Saving the Reef’s future by looking backwards: A joint project with ACMS

The intersection between science, history and activism will be highlighted in my multimedia environmental history project with the Australian Marine Conservation Society (ACMS). It will explore how technology and historical analysis can benefit real world conservation work and assist ACMS to produce a detailed timeline of their historic impact.

Together with my supervisors Cat and Katie, I decided that it would be best for me to link my existing interests with a particular section or team in their organisation. This is something that would most benefit their organisation as well, knowing who to align me with throughout my project for archives and for further information. It would also give that section some concrete content for them to use in their work. All conservation work in this organisation is very site specific. I have decided to work with the reef team, based in Queensland who develop conservationist methods of communication to help to protect the Great Barrier and Ningaloo reefs from climate change devastation.

In a meeting I suggested that given the visual nature of these reefs and the multi-sensory nature of the reef in general, I would like to produce a multimedia photo essay that would be accompanied by a range of multimedia tools including oral histories (recorded on my zoom recorder) and historiographic analysis text. This would be built into a webpage but would also be submitted to them as separate pieces of historical analysis which they have said they could either use as a whole or separate and use at different stages of their campaign.

The project will be a historiographic analysis of coral bleaching in Australia. Through a range of technologies, I will analyse how our opinions have changed regarding the coral reefs over time and when the media has really started paying attention. The project will be both a timeline (in part) and a visual history analysis, unpacking how images have impacted Australians with regards to Coral bleaching.

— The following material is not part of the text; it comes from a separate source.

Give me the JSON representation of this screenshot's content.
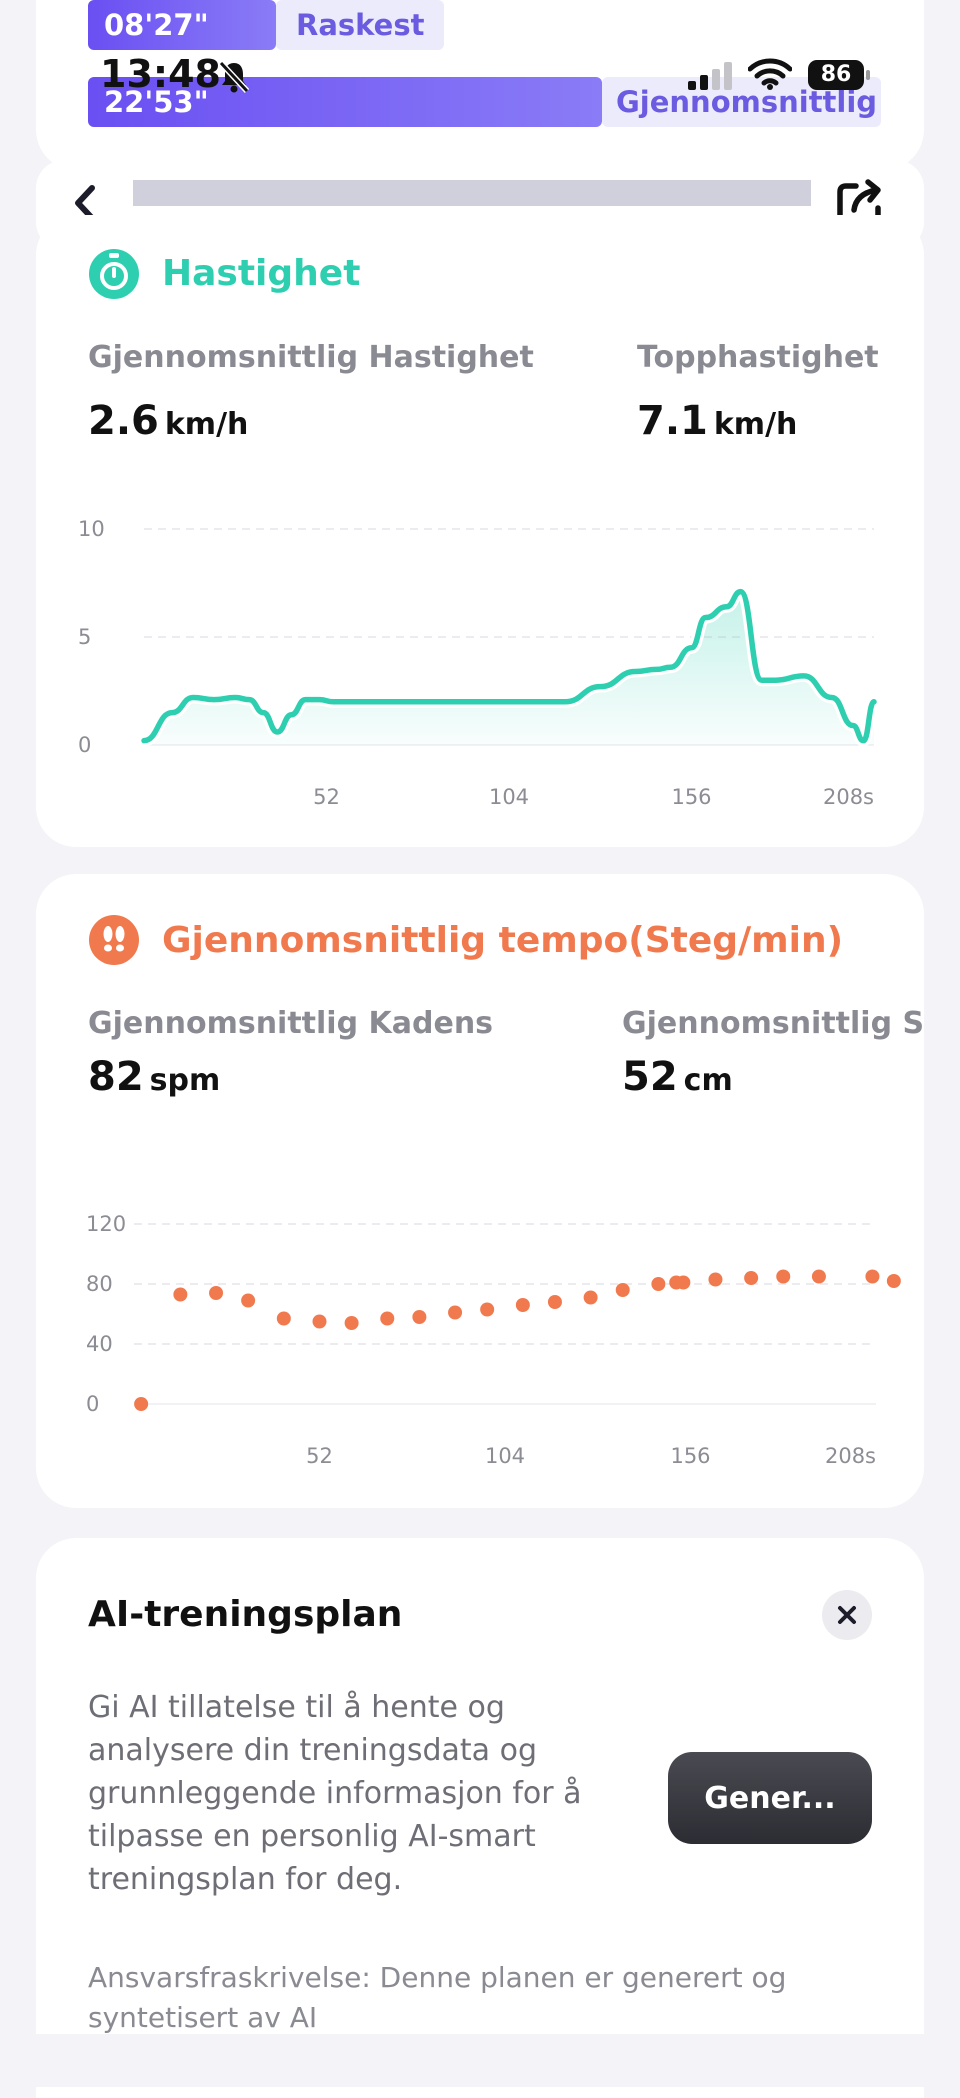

Coral bleaching events in the Great Barrier Reef have increasingly lengthened and gained severity since evidence first emerged in 2002.

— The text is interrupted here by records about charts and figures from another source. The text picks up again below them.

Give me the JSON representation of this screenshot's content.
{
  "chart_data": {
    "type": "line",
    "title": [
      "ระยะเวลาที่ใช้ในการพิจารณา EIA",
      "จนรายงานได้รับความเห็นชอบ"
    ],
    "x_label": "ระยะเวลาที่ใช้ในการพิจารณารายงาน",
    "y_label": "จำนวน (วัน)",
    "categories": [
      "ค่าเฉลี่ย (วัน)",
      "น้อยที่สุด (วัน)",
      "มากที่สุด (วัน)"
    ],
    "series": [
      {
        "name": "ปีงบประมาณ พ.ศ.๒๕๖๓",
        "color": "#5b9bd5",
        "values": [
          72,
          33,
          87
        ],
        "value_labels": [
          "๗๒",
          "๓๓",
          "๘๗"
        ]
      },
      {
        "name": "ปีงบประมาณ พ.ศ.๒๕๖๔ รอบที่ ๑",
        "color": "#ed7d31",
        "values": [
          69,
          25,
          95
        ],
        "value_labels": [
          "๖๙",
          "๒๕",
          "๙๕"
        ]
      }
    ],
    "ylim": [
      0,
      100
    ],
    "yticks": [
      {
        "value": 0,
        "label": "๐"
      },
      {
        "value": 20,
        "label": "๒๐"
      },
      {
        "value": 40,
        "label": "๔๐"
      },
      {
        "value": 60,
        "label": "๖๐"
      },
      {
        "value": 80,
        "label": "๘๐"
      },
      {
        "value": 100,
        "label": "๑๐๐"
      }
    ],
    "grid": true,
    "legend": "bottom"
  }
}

Possible challenges moving ahead could include organising time to meet with science communicators (over the phone) for audio interviews and on a practical level, building the website which will require me to up-skill to a higher level of web development. Its an opportunity to improve my digital literary skills and explore how coral imagery can interact his historiographical analysis.

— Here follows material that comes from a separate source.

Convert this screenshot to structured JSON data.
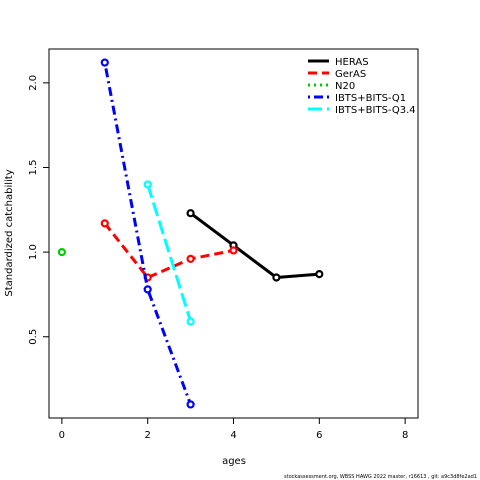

Cat and Katie have noted that they will put me in touch with the communication team in a couple of weeks so I am able to liaise with them about what will suite their existing interface and what kind of access I am able to gain to their archive of conservation work. She is also asking coral reef scientists if they would be comfortable being interviewed. In the meantime, I am reading the works of Ian McCalman (who I have spoken to about an environmental history/Communications honours) and Killian Quigley. I’m sure the Sydney Environmental Institute would be able to assist me in many other ways as well.

As this organisation is so acutely dependent on science communication, but so many of their staff are short of time to do deep history work on their organisation and its impacts as they work to improve the future for Australia’s coral reefs, I hope that my project will provide a new way of looking at the organisations work. Hopefully this will be an initiative that I can continue to develop with them over time and will create a precedent for the ways in which they can digitally communicate their impact through time. Kat has also mentioned that a history of reef conservation and bleaching will tie in well with the 40th anniversary of the Great Barrier Reef as well as being a big priority in the lead up to World Heritage deadlines and WH Meeting in 2022.

I hope that this work with ACMS will reflect the importance of multidisciplinary collaborations between the sciences, humanities and environmental NGOS of Australia and explore the remarkable effect this collaboration has already had. I am passionate about the work this organisation does and hope that my experience as an environmental documentary researcher will help me to assist this important organisation.